“Something wrong?” she asked.
He suppressed another groan and rolled back toward the wall to hide his obvious arousal. It wasn’t going away. “No,” he grunted. Still facing the wall, he stood and wrapped his cloak around himself, then went to the window. He opened it and started to climb out.
“Where are you going?” Crow asked suspiciously.
“To relieve myself. Is that permissible, mistress? Would you like to supervise?”
She frowned. “Don’t call me that.”
He started to climb out the window, then paused again. “Is there an outhouse?”
“Around the corner, at the side of the building. But if anyone sees you—”
“No one will see me,” he muttered, and climbed down.
He located the outhouse and hid himself inside, slamming the door behind him. He took himself in hand and, because it was regrettably the freshest visual material on hand, thought of Crow. The angle of her sly smile, the sultry darkness of her eyes, her narrow, clever fingers, the faint curve of her breasts under her tunic.
He was imagining what she would look like naked when it occurred to him that she could read his mind and extract this memory from him in the future. She’d doubtless be able to see exactly what he’d been doing and what he’d been thinking about.
He was so annoyed that he almost stopped and went back to the room unsatisfied out of pure spite.
But that would be just what she wanted, wouldn’t it?
Serves you right for rummaging around in my head, asshole,he thought loudly, just in case she might be listening at some time in the future.
He pictured her beneath him—in ecstasy, not annoyed and vaguely threatening like she’d been in the dream, like she always was in reality. He imagined her gasping his name.
She really was beautiful.
He began to think that maybe he was being unfair to her. She wasn’t that bad, all things considered. And she was only half human, which must have been only half as bad as an ordinary human.
Then he finished and stepped out of the outhouse, and didn’t know what in the hells he’d been thinking. Of course she wasthat bad.
* * *
As they left the village,Vaara looked over his shoulder frequently—not that he could see much with the sun blinding him.

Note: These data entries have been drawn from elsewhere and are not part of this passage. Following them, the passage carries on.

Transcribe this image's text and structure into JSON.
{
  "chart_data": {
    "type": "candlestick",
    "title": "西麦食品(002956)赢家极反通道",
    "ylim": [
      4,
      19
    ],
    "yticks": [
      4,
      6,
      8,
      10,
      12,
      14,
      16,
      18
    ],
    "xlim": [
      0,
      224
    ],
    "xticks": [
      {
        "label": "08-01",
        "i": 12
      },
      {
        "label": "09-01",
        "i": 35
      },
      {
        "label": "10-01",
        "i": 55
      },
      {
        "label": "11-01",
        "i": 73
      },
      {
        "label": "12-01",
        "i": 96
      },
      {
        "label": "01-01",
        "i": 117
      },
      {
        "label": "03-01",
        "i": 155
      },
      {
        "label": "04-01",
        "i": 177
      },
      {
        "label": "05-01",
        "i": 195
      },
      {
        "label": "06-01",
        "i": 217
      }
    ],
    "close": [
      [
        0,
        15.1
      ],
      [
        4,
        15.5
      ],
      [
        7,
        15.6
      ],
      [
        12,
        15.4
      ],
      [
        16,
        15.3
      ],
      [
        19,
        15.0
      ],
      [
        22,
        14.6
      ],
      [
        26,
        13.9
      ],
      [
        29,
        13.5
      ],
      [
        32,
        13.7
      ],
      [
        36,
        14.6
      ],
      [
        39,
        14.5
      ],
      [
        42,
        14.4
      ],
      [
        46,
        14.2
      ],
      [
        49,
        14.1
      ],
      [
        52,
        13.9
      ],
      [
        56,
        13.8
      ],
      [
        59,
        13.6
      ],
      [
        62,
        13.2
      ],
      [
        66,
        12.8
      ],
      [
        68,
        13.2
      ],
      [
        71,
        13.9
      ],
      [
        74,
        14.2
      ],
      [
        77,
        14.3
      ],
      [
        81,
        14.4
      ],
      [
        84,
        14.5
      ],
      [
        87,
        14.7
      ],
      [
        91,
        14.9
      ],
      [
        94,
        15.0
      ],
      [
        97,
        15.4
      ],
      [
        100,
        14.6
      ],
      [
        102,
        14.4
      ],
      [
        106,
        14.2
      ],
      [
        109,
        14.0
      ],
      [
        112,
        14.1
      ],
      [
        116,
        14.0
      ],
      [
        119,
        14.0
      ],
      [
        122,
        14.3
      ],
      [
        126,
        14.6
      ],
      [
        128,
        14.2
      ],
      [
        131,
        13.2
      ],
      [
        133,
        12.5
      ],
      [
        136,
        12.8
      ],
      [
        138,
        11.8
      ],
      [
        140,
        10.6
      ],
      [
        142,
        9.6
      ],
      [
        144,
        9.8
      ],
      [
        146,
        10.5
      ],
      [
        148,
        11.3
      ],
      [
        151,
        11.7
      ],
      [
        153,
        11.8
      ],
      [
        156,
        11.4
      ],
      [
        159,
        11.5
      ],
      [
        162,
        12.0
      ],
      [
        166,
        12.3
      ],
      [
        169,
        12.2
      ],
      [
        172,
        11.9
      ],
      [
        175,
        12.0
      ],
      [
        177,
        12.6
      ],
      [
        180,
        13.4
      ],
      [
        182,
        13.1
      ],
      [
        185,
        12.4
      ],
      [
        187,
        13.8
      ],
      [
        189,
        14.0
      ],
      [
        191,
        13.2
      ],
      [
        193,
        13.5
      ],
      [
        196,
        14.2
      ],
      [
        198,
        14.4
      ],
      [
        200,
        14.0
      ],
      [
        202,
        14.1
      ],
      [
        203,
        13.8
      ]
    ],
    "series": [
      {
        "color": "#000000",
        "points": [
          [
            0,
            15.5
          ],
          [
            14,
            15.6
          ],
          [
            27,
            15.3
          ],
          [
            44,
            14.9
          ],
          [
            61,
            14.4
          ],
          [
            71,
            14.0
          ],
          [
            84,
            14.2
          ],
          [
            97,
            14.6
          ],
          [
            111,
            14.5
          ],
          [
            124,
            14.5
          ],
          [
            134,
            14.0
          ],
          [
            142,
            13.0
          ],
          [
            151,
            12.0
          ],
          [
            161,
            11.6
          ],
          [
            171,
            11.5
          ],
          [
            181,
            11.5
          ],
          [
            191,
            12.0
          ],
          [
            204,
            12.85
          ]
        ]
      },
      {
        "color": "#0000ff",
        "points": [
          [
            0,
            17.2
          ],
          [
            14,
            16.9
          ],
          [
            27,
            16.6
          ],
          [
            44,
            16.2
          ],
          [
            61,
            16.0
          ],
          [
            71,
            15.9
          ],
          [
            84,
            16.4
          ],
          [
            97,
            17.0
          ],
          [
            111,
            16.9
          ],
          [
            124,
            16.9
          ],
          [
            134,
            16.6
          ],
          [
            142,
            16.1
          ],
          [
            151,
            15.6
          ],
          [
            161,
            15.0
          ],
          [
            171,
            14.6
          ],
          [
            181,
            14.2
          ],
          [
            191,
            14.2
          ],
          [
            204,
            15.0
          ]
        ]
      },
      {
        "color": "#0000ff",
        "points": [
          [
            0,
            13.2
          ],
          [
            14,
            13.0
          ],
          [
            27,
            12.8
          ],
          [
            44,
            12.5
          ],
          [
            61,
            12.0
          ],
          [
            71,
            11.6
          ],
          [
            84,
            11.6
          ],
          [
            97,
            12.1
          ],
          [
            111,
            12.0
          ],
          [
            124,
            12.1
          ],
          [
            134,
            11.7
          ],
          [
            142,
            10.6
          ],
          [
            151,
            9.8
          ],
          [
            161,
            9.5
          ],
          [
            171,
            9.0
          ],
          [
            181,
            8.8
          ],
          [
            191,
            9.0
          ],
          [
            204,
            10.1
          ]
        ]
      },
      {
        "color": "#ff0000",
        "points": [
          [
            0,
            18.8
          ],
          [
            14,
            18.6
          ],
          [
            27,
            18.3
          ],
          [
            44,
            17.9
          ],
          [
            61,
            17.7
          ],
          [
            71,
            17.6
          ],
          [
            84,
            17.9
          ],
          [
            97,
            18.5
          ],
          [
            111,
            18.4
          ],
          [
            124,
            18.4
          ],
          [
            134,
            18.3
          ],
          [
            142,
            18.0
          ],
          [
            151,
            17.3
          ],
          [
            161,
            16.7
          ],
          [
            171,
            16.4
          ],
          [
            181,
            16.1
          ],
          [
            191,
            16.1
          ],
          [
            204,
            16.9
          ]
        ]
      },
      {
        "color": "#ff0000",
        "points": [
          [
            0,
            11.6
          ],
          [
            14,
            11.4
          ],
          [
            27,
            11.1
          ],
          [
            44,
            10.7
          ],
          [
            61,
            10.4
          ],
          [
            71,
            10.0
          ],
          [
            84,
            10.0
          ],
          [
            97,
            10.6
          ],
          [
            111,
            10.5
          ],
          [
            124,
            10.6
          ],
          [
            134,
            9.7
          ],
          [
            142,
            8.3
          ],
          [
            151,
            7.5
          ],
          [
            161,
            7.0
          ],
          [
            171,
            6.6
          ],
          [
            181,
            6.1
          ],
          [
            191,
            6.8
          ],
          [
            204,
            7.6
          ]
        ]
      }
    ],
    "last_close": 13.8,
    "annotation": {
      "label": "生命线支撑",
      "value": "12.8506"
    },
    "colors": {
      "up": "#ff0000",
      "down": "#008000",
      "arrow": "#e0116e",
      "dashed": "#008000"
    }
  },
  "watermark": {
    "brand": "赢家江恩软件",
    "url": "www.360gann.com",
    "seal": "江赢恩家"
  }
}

Crow had found—stole, probably—a pair of gloves and a scarf for him, and when he kept his hood up, his race was hidden. Not that an outfit like that wouldn’t garner some suspicious looks on its own.
But he was still unarmed. If anyone attacked them, he’d have no viable option but to flee.
“You’re going to have to get me a weapon if you want me to kill somebody,” he said, his voice slightly muffled by the scarf.
“I know,” Crow said. “We’ll find you one in Valtos.”
“Sooner would be better.”
“Do you see any blacksmiths around?”
He didn’t care where she found one, as long as she found one soon. He’d have felt ten times more secure with a weapon in his hands. Right now, with nothing to defend himself with, he had little more power than he’d had back in his cell.
“Is there… anything else you want?” Crow asked tentatively.
He eyed her. “What?”
“I don’t know. Anything… special? Anything you’ve been missing? You were stuck in that place for a long time, and...”
She must have sensed his disgust with her, because she frowned a little and looked away, staring straight ahead instead.